Parça: Bolera - Ravel
• Dün gece radikal kararlar aldım,
Tuttum idam ettim seni içimde.
Tüm suçu gaz lambasına atan çocuk değilim, artık.
Babam bile büyüdü biliyor musun?
Kaç misket daha ütersem sağ çıkarım içinizden?
Dün gece radikal kararlar aldım,
Sonra çizgiyi aştım.
Siz görmediniz, hile yaptım.
Babam bile sustu biliyor musun?
Dün gece radikal kararlar aldım,
Sonra uyudum.
Sen en diri halinle karşımdaydın.
En suçlumuz gaz lambası.
Babam hâlâ çocuk.
Hiç misketim olmadı sanki.
Çizgiyi aşacak kadar büyümedim.
Korkarım hile yapamam.
Dün gece radikal kararlar aldım,
Tuttum kendimi astım.
Elimde küçük bir tabut.
Kör Nota | Deniz" İstanbul'a hoş geldin, Füsun. "
" Füsun kim? " diye, bağıran bir ses duydum. Etrafıma bakındım ama kimse yoktu.

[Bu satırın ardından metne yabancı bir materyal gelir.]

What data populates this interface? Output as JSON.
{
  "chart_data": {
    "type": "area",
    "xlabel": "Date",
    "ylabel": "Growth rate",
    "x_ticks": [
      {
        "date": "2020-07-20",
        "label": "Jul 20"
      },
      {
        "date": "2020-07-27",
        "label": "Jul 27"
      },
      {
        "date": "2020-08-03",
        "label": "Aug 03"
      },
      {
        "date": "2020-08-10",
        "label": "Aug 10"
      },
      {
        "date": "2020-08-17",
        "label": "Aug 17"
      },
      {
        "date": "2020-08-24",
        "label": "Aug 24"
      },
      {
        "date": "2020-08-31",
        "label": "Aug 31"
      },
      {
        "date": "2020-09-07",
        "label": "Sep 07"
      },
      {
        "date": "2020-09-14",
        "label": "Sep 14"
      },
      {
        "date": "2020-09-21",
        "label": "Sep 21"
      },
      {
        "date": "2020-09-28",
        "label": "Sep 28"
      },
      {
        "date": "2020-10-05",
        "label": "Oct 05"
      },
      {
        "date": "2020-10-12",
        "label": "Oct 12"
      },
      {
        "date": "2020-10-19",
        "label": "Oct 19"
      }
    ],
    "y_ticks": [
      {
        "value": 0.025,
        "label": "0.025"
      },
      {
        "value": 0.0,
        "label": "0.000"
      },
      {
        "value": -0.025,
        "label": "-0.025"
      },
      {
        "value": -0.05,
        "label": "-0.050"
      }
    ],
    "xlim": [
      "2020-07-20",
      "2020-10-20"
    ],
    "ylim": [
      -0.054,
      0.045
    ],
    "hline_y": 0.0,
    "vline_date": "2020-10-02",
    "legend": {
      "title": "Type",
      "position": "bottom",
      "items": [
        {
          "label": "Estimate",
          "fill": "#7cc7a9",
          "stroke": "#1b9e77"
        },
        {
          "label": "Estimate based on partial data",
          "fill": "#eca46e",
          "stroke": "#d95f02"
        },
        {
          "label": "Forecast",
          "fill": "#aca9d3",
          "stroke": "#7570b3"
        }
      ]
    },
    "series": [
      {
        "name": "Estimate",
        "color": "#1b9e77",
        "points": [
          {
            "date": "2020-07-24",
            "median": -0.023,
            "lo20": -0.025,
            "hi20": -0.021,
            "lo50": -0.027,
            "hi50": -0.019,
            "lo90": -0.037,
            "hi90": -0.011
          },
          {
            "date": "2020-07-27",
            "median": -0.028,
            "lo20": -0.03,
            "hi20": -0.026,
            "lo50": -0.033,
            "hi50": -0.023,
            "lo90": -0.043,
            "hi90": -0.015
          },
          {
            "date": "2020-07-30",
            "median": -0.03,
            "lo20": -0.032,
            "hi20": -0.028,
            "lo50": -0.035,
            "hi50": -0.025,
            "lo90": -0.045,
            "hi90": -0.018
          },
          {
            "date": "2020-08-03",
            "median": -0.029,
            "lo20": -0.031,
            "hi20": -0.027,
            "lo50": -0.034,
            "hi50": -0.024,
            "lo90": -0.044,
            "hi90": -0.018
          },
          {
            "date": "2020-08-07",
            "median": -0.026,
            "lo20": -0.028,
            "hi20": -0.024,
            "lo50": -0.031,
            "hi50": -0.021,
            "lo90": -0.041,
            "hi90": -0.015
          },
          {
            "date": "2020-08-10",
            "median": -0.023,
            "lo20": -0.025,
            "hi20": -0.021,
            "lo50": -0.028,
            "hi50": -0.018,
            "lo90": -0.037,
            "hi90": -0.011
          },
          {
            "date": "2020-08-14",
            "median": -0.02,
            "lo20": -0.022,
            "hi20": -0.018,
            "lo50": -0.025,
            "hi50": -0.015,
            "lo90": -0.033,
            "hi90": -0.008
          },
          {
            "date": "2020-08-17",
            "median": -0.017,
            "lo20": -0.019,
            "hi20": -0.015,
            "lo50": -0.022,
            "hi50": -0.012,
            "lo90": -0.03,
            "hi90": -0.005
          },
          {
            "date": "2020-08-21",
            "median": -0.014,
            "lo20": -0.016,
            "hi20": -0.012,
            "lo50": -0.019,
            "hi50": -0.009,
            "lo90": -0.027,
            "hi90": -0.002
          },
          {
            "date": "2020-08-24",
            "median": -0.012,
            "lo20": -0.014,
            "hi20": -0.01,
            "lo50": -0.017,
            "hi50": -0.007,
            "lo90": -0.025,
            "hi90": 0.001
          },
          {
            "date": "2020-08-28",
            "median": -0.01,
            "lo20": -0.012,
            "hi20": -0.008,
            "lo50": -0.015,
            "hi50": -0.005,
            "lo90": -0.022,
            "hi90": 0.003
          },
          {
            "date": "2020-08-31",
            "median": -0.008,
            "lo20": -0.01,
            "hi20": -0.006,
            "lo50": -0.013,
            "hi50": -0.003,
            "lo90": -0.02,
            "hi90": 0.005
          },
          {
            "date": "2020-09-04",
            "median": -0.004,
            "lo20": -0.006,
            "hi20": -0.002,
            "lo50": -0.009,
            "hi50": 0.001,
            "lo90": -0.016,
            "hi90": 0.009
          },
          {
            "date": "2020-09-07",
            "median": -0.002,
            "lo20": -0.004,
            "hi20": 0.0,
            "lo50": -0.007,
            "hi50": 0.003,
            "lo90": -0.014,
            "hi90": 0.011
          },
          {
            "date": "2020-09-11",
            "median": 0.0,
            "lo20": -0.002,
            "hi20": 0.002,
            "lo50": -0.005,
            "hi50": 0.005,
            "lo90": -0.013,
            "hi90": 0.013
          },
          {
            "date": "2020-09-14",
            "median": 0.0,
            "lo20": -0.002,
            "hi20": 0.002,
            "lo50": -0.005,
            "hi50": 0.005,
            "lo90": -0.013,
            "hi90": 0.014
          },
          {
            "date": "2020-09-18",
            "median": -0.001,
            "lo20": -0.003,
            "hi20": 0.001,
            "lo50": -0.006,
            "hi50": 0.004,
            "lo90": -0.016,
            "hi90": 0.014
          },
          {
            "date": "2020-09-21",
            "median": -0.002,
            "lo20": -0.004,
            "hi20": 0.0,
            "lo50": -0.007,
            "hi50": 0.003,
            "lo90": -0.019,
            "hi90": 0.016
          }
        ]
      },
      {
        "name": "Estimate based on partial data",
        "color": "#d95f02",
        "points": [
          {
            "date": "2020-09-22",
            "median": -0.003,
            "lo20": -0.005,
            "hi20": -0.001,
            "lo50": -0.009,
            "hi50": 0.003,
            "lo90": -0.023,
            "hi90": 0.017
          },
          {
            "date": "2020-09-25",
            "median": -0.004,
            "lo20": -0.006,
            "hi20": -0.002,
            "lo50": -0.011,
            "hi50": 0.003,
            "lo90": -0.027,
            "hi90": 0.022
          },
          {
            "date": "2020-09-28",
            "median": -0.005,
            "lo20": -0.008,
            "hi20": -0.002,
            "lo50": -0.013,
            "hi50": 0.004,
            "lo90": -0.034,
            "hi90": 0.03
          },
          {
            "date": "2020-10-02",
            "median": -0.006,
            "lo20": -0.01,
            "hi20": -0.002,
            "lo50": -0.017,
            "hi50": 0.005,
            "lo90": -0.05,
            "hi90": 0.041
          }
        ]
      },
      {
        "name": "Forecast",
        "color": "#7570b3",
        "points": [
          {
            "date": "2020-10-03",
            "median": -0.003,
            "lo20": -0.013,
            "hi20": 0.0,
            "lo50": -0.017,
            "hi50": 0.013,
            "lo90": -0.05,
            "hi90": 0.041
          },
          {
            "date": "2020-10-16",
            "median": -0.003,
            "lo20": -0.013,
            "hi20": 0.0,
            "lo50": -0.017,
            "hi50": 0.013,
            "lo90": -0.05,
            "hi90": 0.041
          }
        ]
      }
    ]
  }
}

" Hey! Buradayım, yukarı bak. "
Başımı yukarı kaldırdığımda yurdun penceresinde bir kız, beline kadar aşağıya sarkmış bana el sallıyordu. Kaşlarımı çatıp ben de ona el salladım.
" Füsun, benim. "
Dudaklarından kısa bir kahkaha çıktı. " Kendi kendine mi hoş geldin diyorsun? "
" Evet, ne var bunda? "
" Pınar, bir deli daha geldi baksana. " dedi, içeriye doğru.
Bu söyledikleri biraz canımı sıkmıştı ama bir şey demedim. Daha yurda girmeden arıza çıkarmak istemiyordum.
" Dur kız. " dedi, eliyle hızlı hızlı işaret ederek. " Aşağı ineyim de bavulu taşımana yardım edeyim. "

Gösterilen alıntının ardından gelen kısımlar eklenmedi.